I used to work as a bar manager for Original Joe's on Broadway in Vancouver, but they tore it down, so I lost my job. After that I went to Europe for a bit and when I came back, they offered me a general manager position in Richmond, which had me commuting from Vancouver. Then I just woke up – what was I doing? My partner at the time lived in Tsawwassen, so I moved to South Delta. Once I got here, I realized the community would be really easy to network in. I hated the restaurant job and I thought I should try personal training again because it's what I actually like to do. And it's so hard in a big city because you're just a drop in the hat; how would someone know you're better than the next eighty trainers? But in Delta, you're one of a few and if you do your job well, you build a good reputation. For me, it just kind of exploded!
I haven't spent a single cent on advertising – not one! It's amazing. It's all been word-of-mouth. I’ve also tried to be good about sharing lots on social media, using appropriate hashtags, and following the right people. They follow me back and share things, and all of those small moves help. Social media is free advertising! I took a course in marketing your business via social media a few years ago and learned a few helpful things. I get really good feedback about my social media presence from new people that come into the gym. You'd be surprised at how many people say something like ‘I just started following you because my friend follows you and now I can't stop watching your stories! I wanted to come to your gym because it looks like everyone's having such a nice time!’ You don’t have to make crazy TikTok videos; in my experience people just like to see regular people working out to music and having a good time.

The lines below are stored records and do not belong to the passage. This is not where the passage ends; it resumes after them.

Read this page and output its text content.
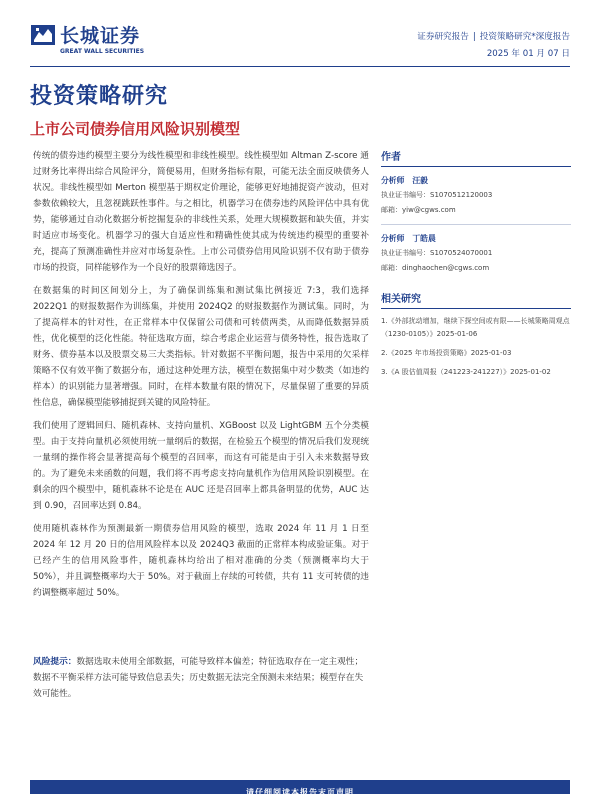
长城证券
GREAT WALL SECURITIES
证券研究报告 | 投资策略研究*深度报告
2025 年 01 月 07 日
投资策略研究
上市公司债券信用风险识别模型

传统的债券违约模型主要分为线性模型和非线性模型。线性模型如 Altman Z-score 通过财务比率得出综合风险评分，简便易用，但财务指标有限，可能无法全面反映债务人状况。非线性模型如 Merton 模型基于期权定价理论，能够更好地捕捉资产波动，但对参数依赖较大，且忽视跳跃性事件。与之相比，机器学习在债券违约风险评估中具有优势，能够通过自动化数据分析挖掘复杂的非线性关系，处理大规模数据和缺失值，并实时适应市场变化。机器学习的强大自适应性和精确性使其成为传统违约模型的重要补充，提高了预测准确性并应对市场复杂性。上市公司债券信用风险识别不仅有助于债券市场的投资，同样能够作为一个良好的股票筛选因子。

在数据集的时间区间划分上，为了确保训练集和测试集比例接近 7:3，我们选择 2022Q1 的财报数据作为训练集，并使用 2024Q2 的财报数据作为测试集。同时，为了提高样本的针对性，在正常样本中仅保留公司债和可转债两类，从而降低数据异质性，优化模型的泛化性能。特征选取方面，综合考虑企业运营与债务特性，报告选取了财务、债券基本以及股票交易三大类指标。针对数据不平衡问题，报告中采用的欠采样策略不仅有效平衡了数据分布，通过这种处理方法，模型在数据集中对少数类（如违约样本）的识别能力显著增强。同时，在样本数量有限的情况下，尽量保留了重要的异质性信息，确保模型能够捕捉到关键的风险特征。

我们使用了逻辑回归、随机森林、支持向量机、XGBoost 以及 LightGBM 五个分类模型。由于支持向量机必须使用统一量纲后的数据，在检验五个模型的情况后我们发现统一量纲的操作将会显著提高每个模型的召回率，而这有可能是由于引入未来数据导致的。为了避免未来函数的问题，我们将不再考虑支持向量机作为信用风险识别模型。在剩余的四个模型中，随机森林不论是在 AUC 还是召回率上都具备明显的优势，AUC 达到 0.90，召回率达到 0.84。

使用随机森林作为预测最新一期债券信用风险的模型，选取 2024 年 11 月 1 日至 2024 年 12 月 20 日的信用风险样本以及 2024Q3 截面的正常样本构成验证集。对于已经产生的信用风险事件，随机森林均给出了相对准确的分类（预测概率均大于 50%），并且调整概率均大于 50%。对于截面上存续的可转债，共有 11 支可转债的违约调整概率超过 50%。

风险提示：数据选取未使用全部数据，可能导致样本偏差；特征选取存在一定主观性；数据不平衡采样方法可能导致信息丢失；历史数据无法完全预测未来结果；模型存在失效可能性。
作者
分析师 汪毅
执业证书编号：S1070512120003
邮箱：yiw@cgws.com
分析师 丁皓晨
执业证书编号：S1070524070001
邮箱：dinghaochen@cgws.com
相关研究
1.《外部扰动增加，继续下探空间或有限——长城策略周观点（1230-0105）》2025-01-06
2.《2025 年市场投资策略》2025-01-03
3.《A 股估值周报（241223-241227）》2025-01-02
请仔细阅读本报告末页声明
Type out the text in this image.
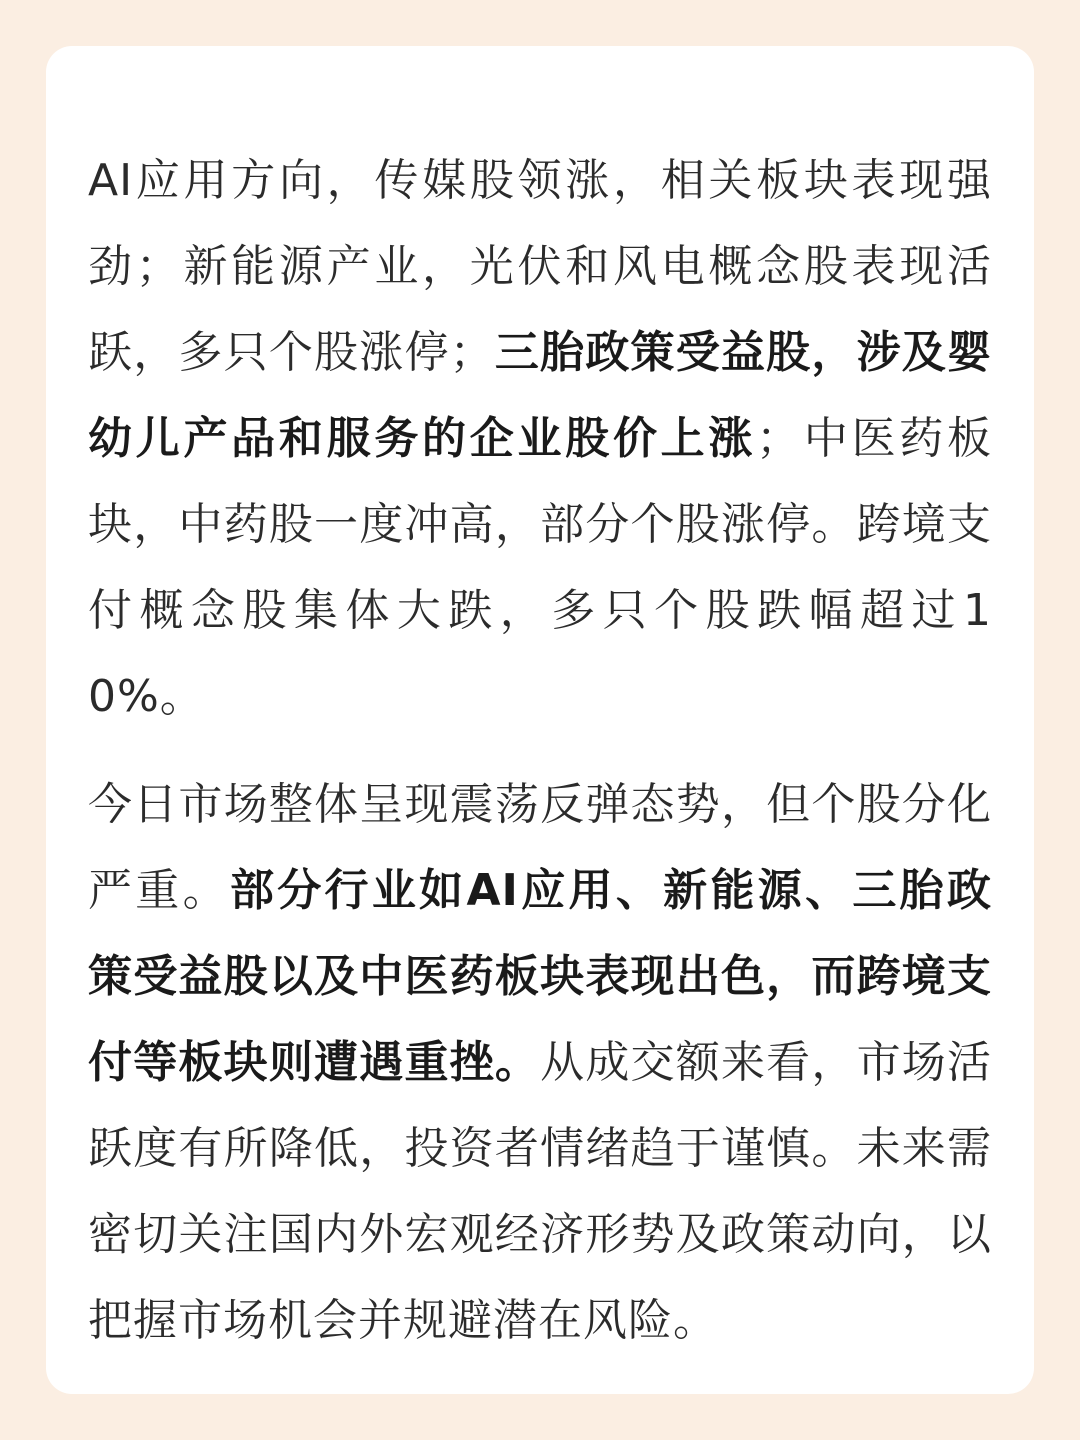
AI应用方向，传媒股领涨，相关板块表现强劲；新能源产业，光伏和风电概念股表现活跃，多只个股涨停；三胎政策受益股，涉及婴幼儿产品和服务的企业股价上涨；中医药板块，中药股一度冲高，部分个股涨停。跨境支付概念股集体大跌，多只个股跌幅超过10%。

今日市场整体呈现震荡反弹态势，但个股分化严重。部分行业如AI应用、新能源、三胎政策受益股以及中医药板块表现出色，而跨境支付等板块则遭遇重挫。从成交额来看，市场活跃度有所降低，投资者情绪趋于谨慎。未来需密切关注国内外宏观经济形势及政策动向，以把握市场机会并规避潜在风险。
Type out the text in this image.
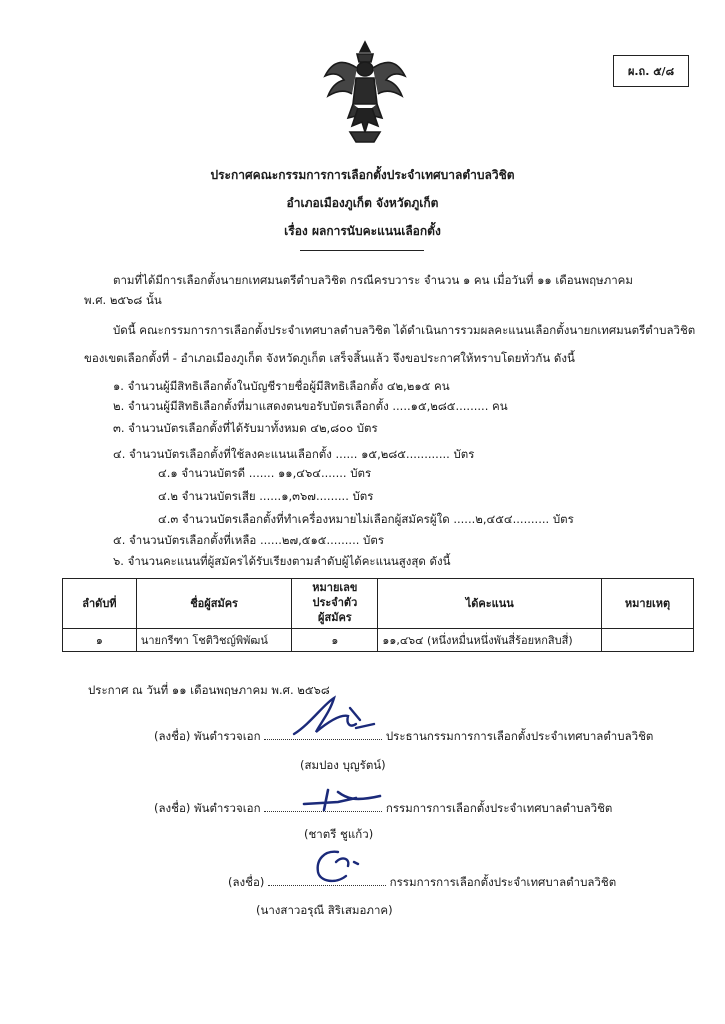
ผ.ถ. ๕/๘
ประกาศคณะกรรมการการเลือกตั้งประจำเทศบาลตำบลวิชิต
อำเภอเมืองภูเก็ต จังหวัดภูเก็ต
เรื่อง ผลการนับคะแนนเลือกตั้ง
ตามที่ได้มีการเลือกตั้งนายกเทศมนตรีตำบลวิชิต กรณีครบวาระ จำนวน ๑ คน เมื่อวันที่ ๑๑ เดือนพฤษภาคม
พ.ศ. ๒๕๖๘ นั้น
บัดนี้ คณะกรรมการการเลือกตั้งประจำเทศบาลตำบลวิชิต ได้ดำเนินการรวมผลคะแนนเลือกตั้งนายกเทศมนตรีตำบลวิชิต
ของเขตเลือกตั้งที่ - อำเภอเมืองภูเก็ต จังหวัดภูเก็ต เสร็จสิ้นแล้ว จึงขอประกาศให้ทราบโดยทั่วกัน ดังนี้
๑. จำนวนผู้มีสิทธิเลือกตั้งในบัญชีรายชื่อผู้มีสิทธิเลือกตั้ง ๔๒,๒๑๕ คน
๒. จำนวนผู้มีสิทธิเลือกตั้งที่มาแสดงตนขอรับบัตรเลือกตั้ง .....๑๕,๒๘๕......... คน
๓. จำนวนบัตรเลือกตั้งที่ได้รับมาทั้งหมด ๔๒,๘๐๐ บัตร
๔. จำนวนบัตรเลือกตั้งที่ใช้ลงคะแนนเลือกตั้ง ...... ๑๕,๒๘๕............ บัตร
๔.๑ จำนวนบัตรดี ....... ๑๑,๔๖๔....... บัตร
๔.๒ จำนวนบัตรเสีย ......๑,๓๖๗......... บัตร
๔.๓ จำนวนบัตรเลือกตั้งที่ทำเครื่องหมายไม่เลือกผู้สมัครผู้ใด ......๒,๔๕๔.......... บัตร
๕. จำนวนบัตรเลือกตั้งที่เหลือ ......๒๗,๕๑๕......... บัตร
๖. จำนวนคะแนนที่ผู้สมัครได้รับเรียงตามลำดับผู้ได้คะแนนสูงสุด ดังนี้
ลำดับที่	ชื่อผู้สมัคร	หมายเลข
ประจำตัว
ผู้สมัคร	ได้คะแนน	หมายเหตุ
๑	นายกรีฑา โชติวิชญ์พิพัฒน์	๑	๑๑,๔๖๔ (หนึ่งหมื่นหนึ่งพันสี่ร้อยหกสิบสี่)	
ประกาศ ณ วันที่ ๑๑ เดือนพฤษภาคม พ.ศ. ๒๕๖๘
(ลงชื่อ) พันตำรวจเอก	ประธานกรรมการการเลือกตั้งประจำเทศบาลตำบลวิชิต
(สมปอง บุญรัตน์)
(ลงชื่อ) พันตำรวจเอก	กรรมการการเลือกตั้งประจำเทศบาลตำบลวิชิต
(ชาตรี ชูแก้ว)
(ลงชื่อ)	กรรมการการเลือกตั้งประจำเทศบาลตำบลวิชิต
(นางสาวอรุณี สิริเสมอภาค)
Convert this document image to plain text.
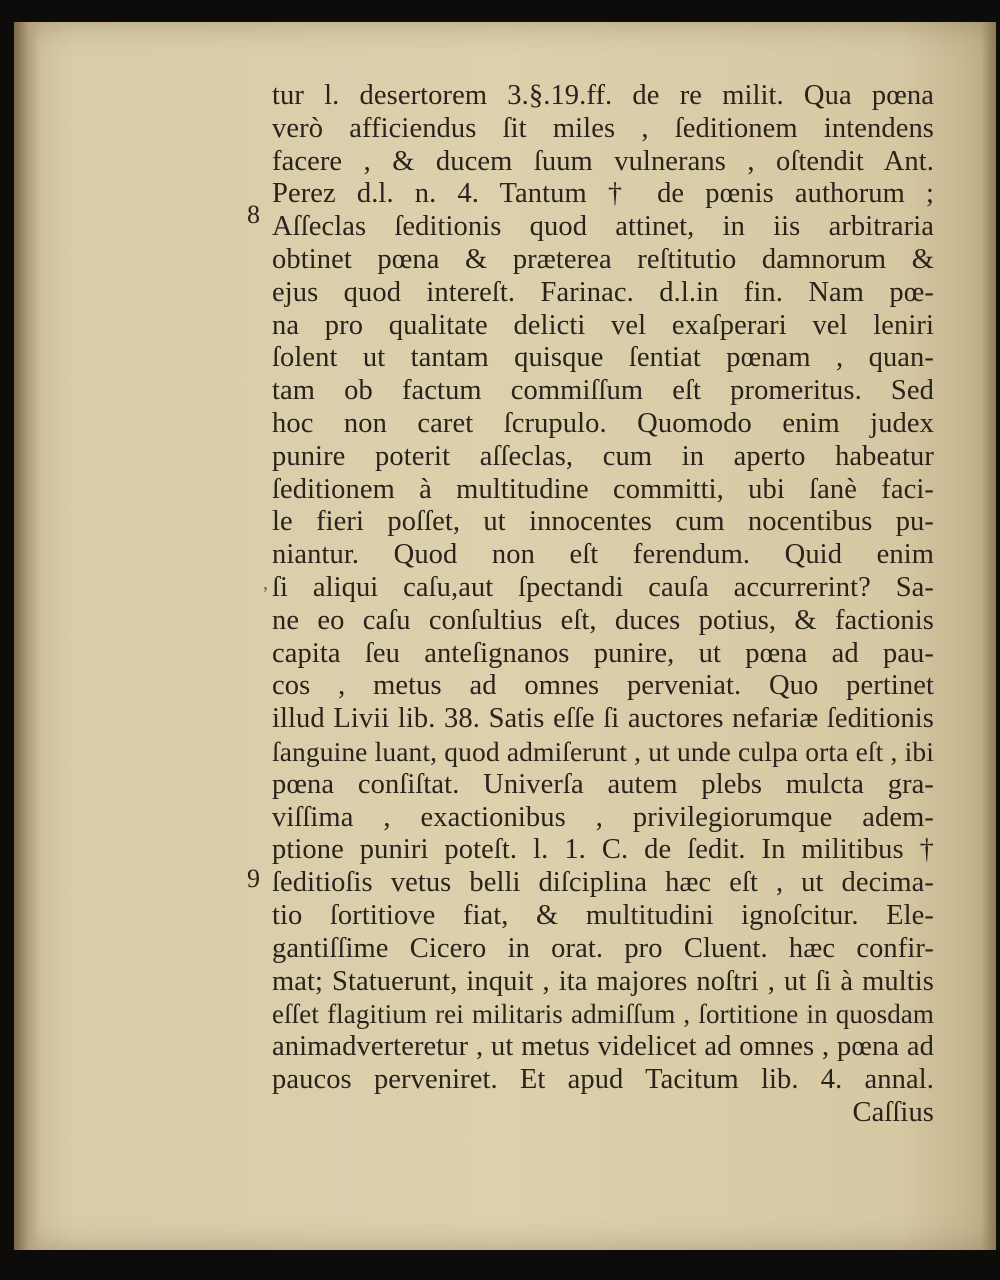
8
9
‚
tur l. desertorem 3.§.19.ff. de re milit. Qua pœna
verò afficiendus ſit miles , ſeditionem intendens
facere , & ducem ſuum vulnerans , oſtendit Ant.
Perez d.l. n. 4. Tantum † de pœnis authorum ;
Aſſeclas ſeditionis quod attinet, in iis arbitraria
obtinet pœna & præterea reſtitutio damnorum &
ejus quod intereſt. Farinac. d.l.in fin. Nam pœ-
na pro qualitate delicti vel exaſperari vel leniri
ſolent ut tantam quisque ſentiat pœnam , quan-
tam ob factum commiſſum eſt promeritus. Sed
hoc non caret ſcrupulo. Quomodo enim judex
punire poterit aſſeclas, cum in aperto habeatur
ſeditionem à multitudine committi, ubi ſanè faci-
le fieri poſſet, ut innocentes cum nocentibus pu-
niantur. Quod non eſt ferendum. Quid enim
ſi aliqui caſu,aut ſpectandi cauſa accurrerint? Sa-
ne eo caſu conſultius eſt, duces potius, & factionis
capita ſeu anteſignanos punire, ut pœna ad pau-
cos , metus ad omnes perveniat. Quo pertinet
illud Livii lib. 38. Satis eſſe ſi auctores nefariæ ſeditionis
ſanguine luant, quod admiſerunt , ut unde culpa orta eſt , ibi
pœna conſiſtat. Univerſa autem plebs mulcta gra-
viſſima , exactionibus , privilegiorumque adem-
ptione puniri poteſt. l. 1. C. de ſedit. In militibus †
ſeditioſis vetus belli diſciplina hæc eſt , ut decima-
tio ſortitiove fiat, & multitudini ignoſcitur. Ele-
gantiſſime Cicero in orat. pro Cluent. hæc confir-
mat; Statuerunt, inquit , ita majores noſtri , ut ſi à multis
eſſet flagitium rei militaris admiſſum , ſortitione in quosdam
animadverteretur , ut metus videlicet ad omnes , pœna ad
paucos perveniret. Et apud Tacitum lib. 4. annal.
Caſſius
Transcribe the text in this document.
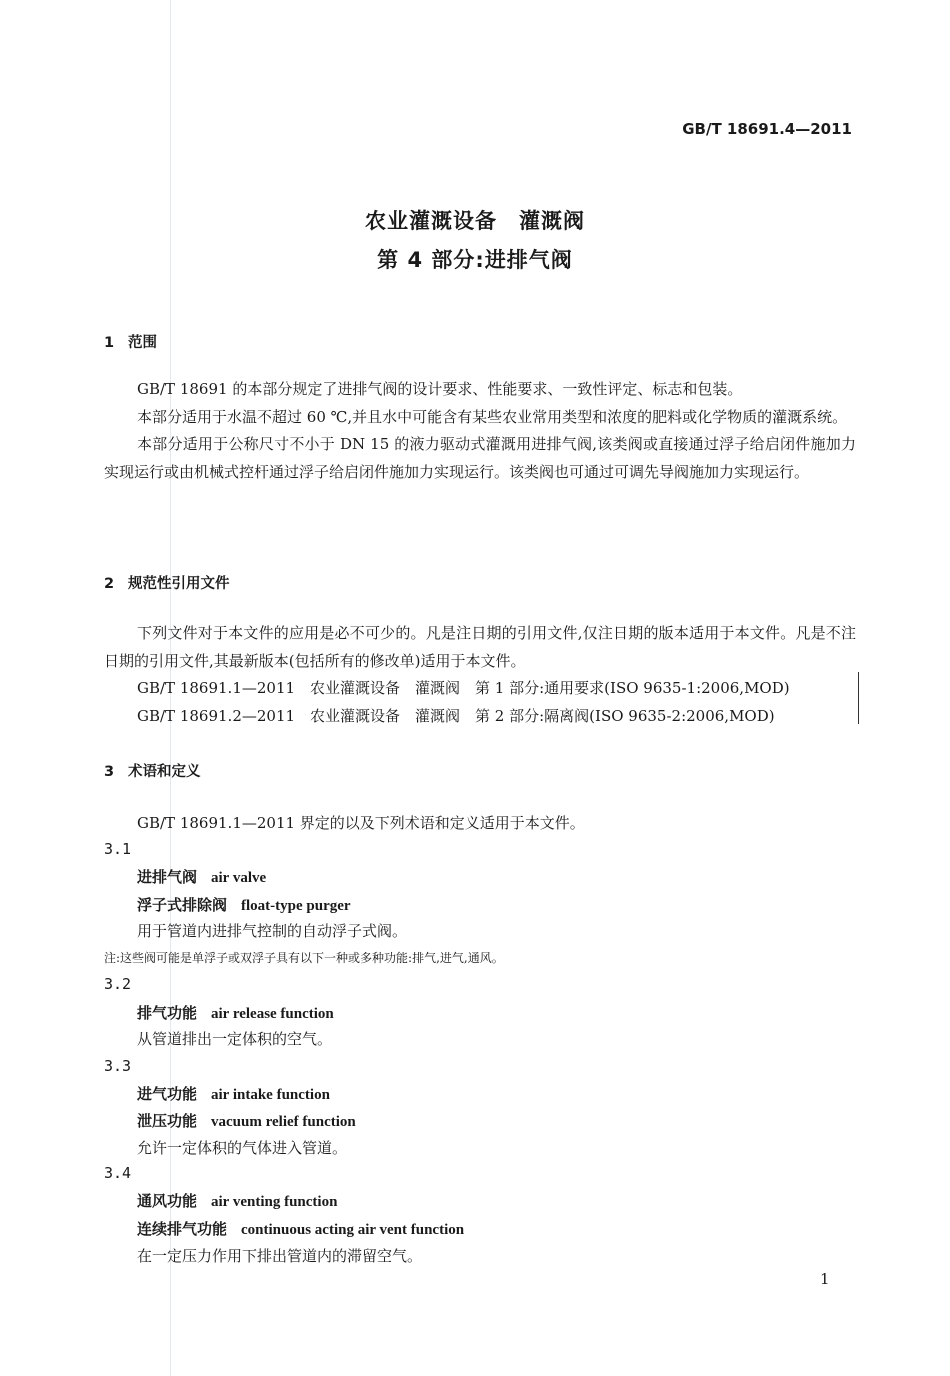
GB/T 18691.4—2011
农业灌溉设备　灌溉阀
第 4 部分:进排气阀
1 范围

GB/T 18691 的本部分规定了进排气阀的设计要求、性能要求、一致性评定、标志和包装。

本部分适用于水温不超过 60 ℃,并且水中可能含有某些农业常用类型和浓度的肥料或化学物质的灌溉系统。

本部分适用于公称尺寸不小于 DN 15 的液力驱动式灌溉用进排气阀,该类阀或直接通过浮子给启闭件施加力实现运行或由机械式控杆通过浮子给启闭件施加力实现运行。该类阀也可通过可调先导阀施加力实现运行。

2 规范性引用文件

下列文件对于本文件的应用是必不可少的。凡是注日期的引用文件,仅注日期的版本适用于本文件。凡是不注日期的引用文件,其最新版本(包括所有的修改单)适用于本文件。

GB/T 18691.1—2011　农业灌溉设备　灌溉阀　第 1 部分:通用要求(ISO 9635-1:2006,MOD)
GB/T 18691.2—2011　农业灌溉设备　灌溉阀　第 2 部分:隔离阀(ISO 9635-2:2006,MOD)
3 术语和定义
GB/T 18691.1—2011 界定的以及下列术语和定义适用于本文件。
3.1
进排气阀 air valve
浮子式排除阀 float-type purger
用于管道内进排气控制的自动浮子式阀。
注:这些阀可能是单浮子或双浮子具有以下一种或多种功能:排气,进气,通风。
3.2
排气功能 air release function
从管道排出一定体积的空气。
3.3
进气功能 air intake function
泄压功能 vacuum relief function
允许一定体积的气体进入管道。
3.4
通风功能 air venting function
连续排气功能 continuous acting air vent function
在一定压力作用下排出管道内的滞留空气。
1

What are you most proud of in your business?
The programs for teens are probably what I'm most proud of. I’ve always worked with high-level young athletes and done team dry-land training – which is sport-specific athletic conditioning and strengthening for improved performance and to reduce the risk of injury – but with my teen bootcamp classes, all the participants aren’t necessarily athletic. They're just interested in learning about fitness and building confidence. It's just such a good-feeling program and one of my favourite parts of the week. I'm glad I put the effort into doing it; it’s been really rewarding. It was a little bit painful at first, like herding cats, but now that everybody knows me, and I understand them and how to coach them better, it improves every week. It gives these kids confidence, especially at that age, to feel they are successful at something. Plus, it’s making them healthy and strong and supplying good endorphins. Sometimes it's more of a mental benefit than a physical one. And maybe they don't know it – but we do!